Para segurança e privacidade, o país também conta com uma lei de proteção de dados, o que atrai investimentos da Europa, que exige parâmetros legais para a transação internacional de dados.
“Quando falamos de governo digital, não falamos só de burocracia, mas de serviços eletrônicos e inovação. Por que estamos em primeiro? Não só pela liberdade de informação, mas pela maneira com que criamos os espaços digitais para que possamos colocar em prática o governo aberto”, afirma.
A expectativa é que, em 2020, toda população com mais de 20 anos tenha um cartão de identidade digital e possa autenticar diferentes tipos de transações com ele, incluindo as financeiras. Outro objetivo é digitalizar 100% dos serviços públicos em dois anos (hoje, o número é de 50%).
A Índia é outro exemplo de digitalização, que será destaque em painel nesta tarde, com palestra do investidor Sahil Kini. Há seis anos, o país iniciou uma mudança na área ao investir na identidade digital. Hoje, já não é preciso ir a um banco para abrir uma agência, a um departamento público para solicitar benefícios sociais ou a um colégio para realizar uma matrícula.
E o Brasil?
Para Ronaldo Lemos, colunista da Folha de S.Paulo e diretor do ITS-Rio, um dos idealizadores do evento, todos os governos do mundo se transformarão em plataformas tecnológicas e a democracia será exercida por meio da tecnologia. O Brasil, nesse sentido, está obsoleto.
Em março deste ano, o país aprovou uma Estratégia para a Transformação Digital, que busca digitalizar o país em diferentes áreas. Na opinião de Lemos, o texto é “uma peça literária interessante no papel”.
“Não tem cronograma, não tem meta e não tem orçamento. O governo tem acelerado agendas equivocadas. O Documento Nacional de Identificação, por exemplo, pode unificar diferentes bases de dados.
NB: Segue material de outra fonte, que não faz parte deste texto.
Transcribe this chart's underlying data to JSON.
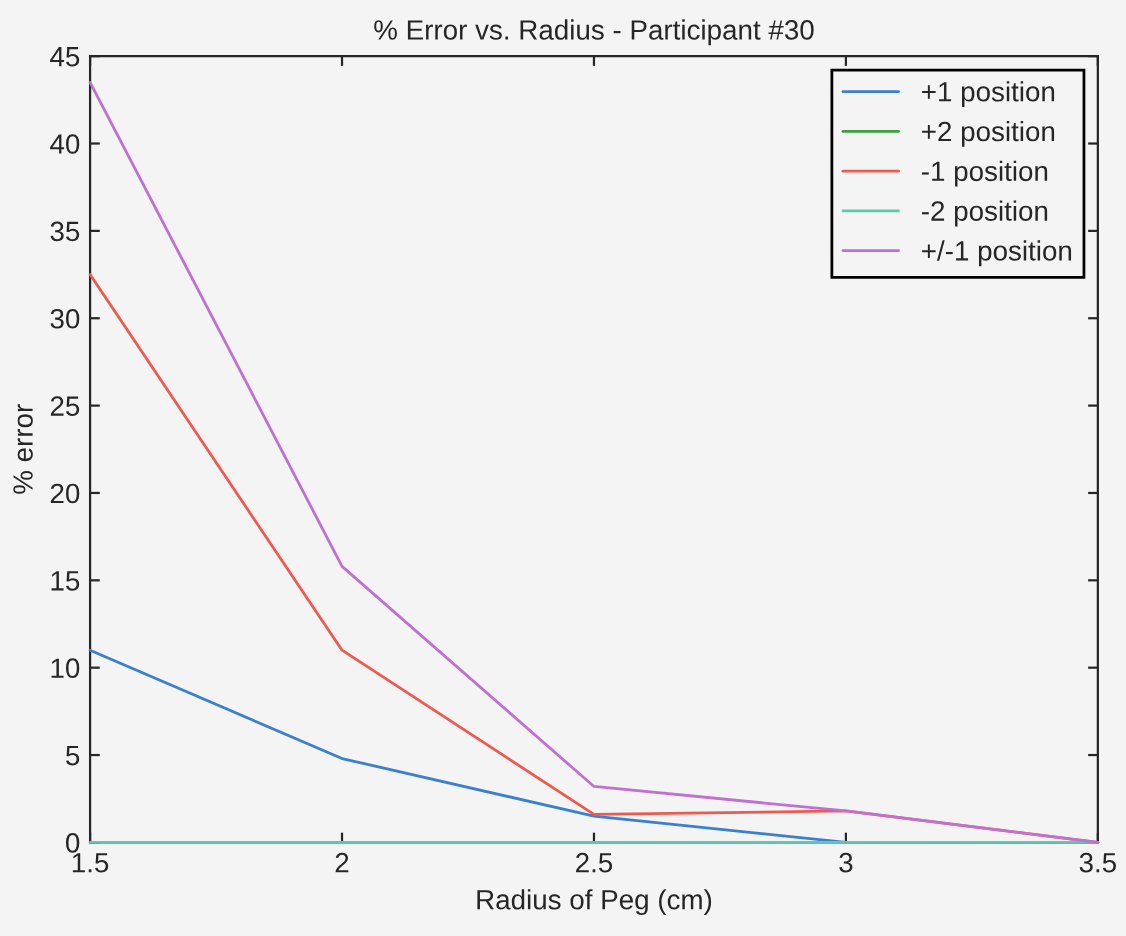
{
  "chart_data": {
    "type": "line",
    "title": "% Error vs. Radius - Participant #30",
    "xlabel": "Radius of Peg (cm)",
    "ylabel": "% error",
    "x": [
      1.5,
      2,
      2.5,
      3,
      3.5
    ],
    "series": [
      {
        "name": "+1 position",
        "color": "#3a7fd0",
        "values": [
          11,
          4.8,
          1.5,
          0,
          0
        ]
      },
      {
        "name": "+2 position",
        "color": "#3aa040",
        "values": [
          null,
          null,
          null,
          null,
          null
        ]
      },
      {
        "name": "-1 position",
        "color": "#ee5a50",
        "values": [
          32.5,
          11,
          1.6,
          1.8,
          0
        ]
      },
      {
        "name": "-2 position",
        "color": "#60c8b0",
        "values": [
          0,
          0,
          0,
          0,
          0
        ]
      },
      {
        "name": "+/-1 position",
        "color": "#c070d0",
        "values": [
          43.5,
          15.8,
          3.2,
          1.8,
          0
        ]
      }
    ],
    "xlim": [
      1.5,
      3.5
    ],
    "xticks": [
      1.5,
      2,
      2.5,
      3,
      3.5
    ],
    "ylim": [
      0,
      45
    ],
    "yticks": [
      0,
      5,
      10,
      15,
      20,
      25,
      30,
      35,
      40,
      45
    ],
    "legend": "top right",
    "grid": false,
    "marker": "none",
    "line_style": "solid"
  }
}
Todas as experiências bem-sucedidas mostram que você deve unificar o serviço ao cidadão, mas distribuir as bases de dados por uma questão de segurança.”
A carteira digital de motorista é outro exemplo de como o governo ainda não consegue usar a tecnologia para reduzir a burocracia. A adesão é de cerca de 0,4%. O documento não oferece novas facilidades ao cidadão, é apenas uma versão digital do documento físico.
Apesar do atraso em relação aos três países, o Brasil subiu cinco posições no Global Innovation Index, que mede a inovação de governos. O país ocupa o 64º lugar.
Outro fator importante para promover mais inovação é a necessidade de instaurar uma regulação relativa à proteção de dados pessoais. Embora o Senado tenha aprovado um projeto no mês passado, especialistas temem que o governo vete pontos essenciais da lei.
O GovTech deve reunir 400 pessoas, incluindo 20 palestrantes nacionais e 16 internacionais, nos dois dias de evento.
Nesta terça (7) haverá debate entre candidatos à Presidência Geraldo Alckmin (PSDB), João Amoêdo (Novo) e Marina Silva (Rede) já confirmaram presença, segundo a organização do evento.